Approvisionnement en eau : la parade de l’État pour réduire la dépendance historique de Dakar au Lac de Guiers

Face à une demande croissante et à la vulnérabilité de ses sources traditionnelles, la capitale sénégalaise s’apprête à diversifier son accès à l’eau potable. Une visite ministérielle conjointe, effectuée le jeudi 12 mars 2026, a permis de dévoiler les contours techniques d’une infrastructure stratégique destinée à sécuriser la distribution dakaroise, selon les informations rapportées par le journal Sud Quotidien.

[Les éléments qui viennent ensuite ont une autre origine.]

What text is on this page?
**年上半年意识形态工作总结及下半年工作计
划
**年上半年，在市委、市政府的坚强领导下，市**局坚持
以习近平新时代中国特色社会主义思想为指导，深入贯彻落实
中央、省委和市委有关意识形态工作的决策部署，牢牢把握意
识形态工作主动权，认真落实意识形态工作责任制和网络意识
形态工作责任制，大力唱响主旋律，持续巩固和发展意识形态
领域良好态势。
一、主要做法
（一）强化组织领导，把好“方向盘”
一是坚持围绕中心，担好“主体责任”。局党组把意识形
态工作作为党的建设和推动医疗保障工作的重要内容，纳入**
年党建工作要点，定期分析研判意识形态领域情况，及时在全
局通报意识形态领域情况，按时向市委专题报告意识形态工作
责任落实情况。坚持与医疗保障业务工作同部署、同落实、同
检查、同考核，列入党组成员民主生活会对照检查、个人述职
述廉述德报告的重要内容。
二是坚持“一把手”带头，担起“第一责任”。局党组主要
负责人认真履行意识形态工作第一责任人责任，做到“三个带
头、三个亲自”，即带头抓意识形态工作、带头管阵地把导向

Historiquement, l’agglomération de Dakar repose sur deux piliers pour son alimentation hydrique : les forages, qui assurent environ 40 % de la production, et le Lac de Guiers, qui fournit près de 60 % des volumes consommés. Lors de la visite regroupant les ministres de l’Hydraulique, de la Santé et de la Pêche, le chef de projet, Babou Ngom, a rappelé qu’un incident majeur survenu par le passé sur le système d’alimentation du lac avait entraîné une rupture prolongée de la distribution. Cet épisode a imposé à l’État la recherche d’une source alternative capable de maintenir le service en cas de défaillance du réseau principal.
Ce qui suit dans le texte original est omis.